I wondered whether, in the face of his outrage, it would be safe to say that I didn't think this was a lot of money. He cut me off as if he had read my mind. “What-all are these people wanting, then, hanh? They are all unqualified for anything else. Uneducated people. Where else in India will any of them be earning so much?”

He had a point, and I backed away. That was many movies ago; but it occurs to me, as I eye The Boy's rowdies near the red Fiat, that despite these terms there is never any shortage of Junior Artistes. They are produced on demand by “suppliers,” like any other commonly available commodity.

“Who's in the straw hat?” I ask the director conversationally while the sign is being switched.

“Your heroine,” The Boy responds, as if astonished by the question.

“I gathered that,” I reply cuttingly. “But
who
is my heroine in this picture?”

The director looks mortally offended. “Mehnaz Elahi,” he tells me.

“Never heard of her,” I admit cheerfully. “Have I met her?”

I am not just being crass. There is a flood of new actresses washing up at the feet of producers these days. With the problems they are having getting dates for the handful of recognized big-name females who can still draw crowds at the box office (as poor Abha, falsies notwithstanding, no longer can), one way out for many producers is to cast an established hero against an up-and-coming heroine. I don't mind too much because this new crop of heroines is good-looking, articulate, and largely uninhibited. The periods of enforced idleness at every shooting pass very pleasantly indeed in their company.

“I think she was at the
muhurat”
the director says, “but I remember you made only a fleeting appearance.”

“Ah, yes, that's possible.” I am slightly embarrassed.

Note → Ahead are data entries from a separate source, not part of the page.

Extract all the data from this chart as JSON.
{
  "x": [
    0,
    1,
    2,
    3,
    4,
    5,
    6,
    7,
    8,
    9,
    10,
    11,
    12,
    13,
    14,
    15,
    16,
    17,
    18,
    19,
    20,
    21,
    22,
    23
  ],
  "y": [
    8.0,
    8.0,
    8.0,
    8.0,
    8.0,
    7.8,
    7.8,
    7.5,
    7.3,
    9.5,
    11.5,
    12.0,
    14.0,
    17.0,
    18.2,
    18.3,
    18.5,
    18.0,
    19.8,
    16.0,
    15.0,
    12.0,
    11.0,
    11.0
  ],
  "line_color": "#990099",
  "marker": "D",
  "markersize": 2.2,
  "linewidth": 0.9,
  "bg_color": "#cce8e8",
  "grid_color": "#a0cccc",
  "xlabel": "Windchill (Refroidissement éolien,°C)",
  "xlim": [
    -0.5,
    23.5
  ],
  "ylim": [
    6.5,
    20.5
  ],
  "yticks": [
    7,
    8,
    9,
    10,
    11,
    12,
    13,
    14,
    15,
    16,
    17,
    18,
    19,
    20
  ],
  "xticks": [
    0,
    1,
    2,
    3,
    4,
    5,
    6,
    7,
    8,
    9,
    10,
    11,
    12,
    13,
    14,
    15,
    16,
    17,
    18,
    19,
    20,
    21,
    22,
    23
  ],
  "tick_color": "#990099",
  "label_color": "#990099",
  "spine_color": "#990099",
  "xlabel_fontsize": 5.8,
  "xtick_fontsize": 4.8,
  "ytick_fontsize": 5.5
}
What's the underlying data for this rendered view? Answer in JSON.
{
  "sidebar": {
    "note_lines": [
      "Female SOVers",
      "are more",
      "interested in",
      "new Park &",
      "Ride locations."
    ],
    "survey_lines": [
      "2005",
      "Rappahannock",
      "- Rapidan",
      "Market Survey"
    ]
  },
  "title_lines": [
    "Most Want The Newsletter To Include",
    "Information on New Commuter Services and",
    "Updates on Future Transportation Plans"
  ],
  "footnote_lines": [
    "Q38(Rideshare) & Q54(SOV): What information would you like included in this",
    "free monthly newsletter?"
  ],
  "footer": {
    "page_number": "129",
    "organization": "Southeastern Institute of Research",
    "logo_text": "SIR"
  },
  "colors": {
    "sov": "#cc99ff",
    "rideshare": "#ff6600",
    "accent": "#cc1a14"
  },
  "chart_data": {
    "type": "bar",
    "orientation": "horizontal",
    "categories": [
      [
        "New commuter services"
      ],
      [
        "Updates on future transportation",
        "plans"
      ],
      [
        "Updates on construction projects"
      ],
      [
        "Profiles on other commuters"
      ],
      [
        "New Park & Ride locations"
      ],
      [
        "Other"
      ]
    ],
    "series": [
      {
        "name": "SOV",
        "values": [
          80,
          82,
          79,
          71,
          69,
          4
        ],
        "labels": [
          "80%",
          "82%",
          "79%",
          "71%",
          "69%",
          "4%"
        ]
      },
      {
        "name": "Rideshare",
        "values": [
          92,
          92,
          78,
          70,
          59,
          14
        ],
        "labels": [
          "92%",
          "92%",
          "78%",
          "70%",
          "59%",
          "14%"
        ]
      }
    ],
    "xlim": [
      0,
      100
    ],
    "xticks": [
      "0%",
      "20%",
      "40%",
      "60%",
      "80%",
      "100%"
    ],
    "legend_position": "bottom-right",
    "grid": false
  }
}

The
muhurat
of any film, the auspicious moment when the opening shot is canned, is not an event its star is supposed to miss. But Subramanyam had, bless him, “given dates.” Not that I minded too much.
Muhurats
are packed with oversize individuals in undersize clothes, their eyes and thighs gleaming with a synthetic sheen. When they are not emitting raucous cries of recognition (while looking, in the midst of each embrace, for the next famous face to recognize) their tendency is to drape refulgent garlands on every available tripod, clapper board, or neck. I'm happy to avoid them. In any case, marigolds make me sneeze.

“OK, the signs up,” says The Boy. “Let's go.” The cameraman takes up position. So do the rowdies. A sound man crouches behind the car, holding a mike on a fishing rod.

“Start sound! Camera! Action!”

The rowdies start their harassment. The girl in the straw hat looks helpless. I march in, upbraid them. They are not much impressed by my invocation of their mothers and sisters. They are more impressed by my fists. This is not a choreographed stunt scene, merely an impromptu thrashing. One or two of my blows almost make contact, but I manage to stop them just short, knowing from prior carelessness how painful sore hands can be. They turn tail and flee. I turn to the damsel I have rescued from distress.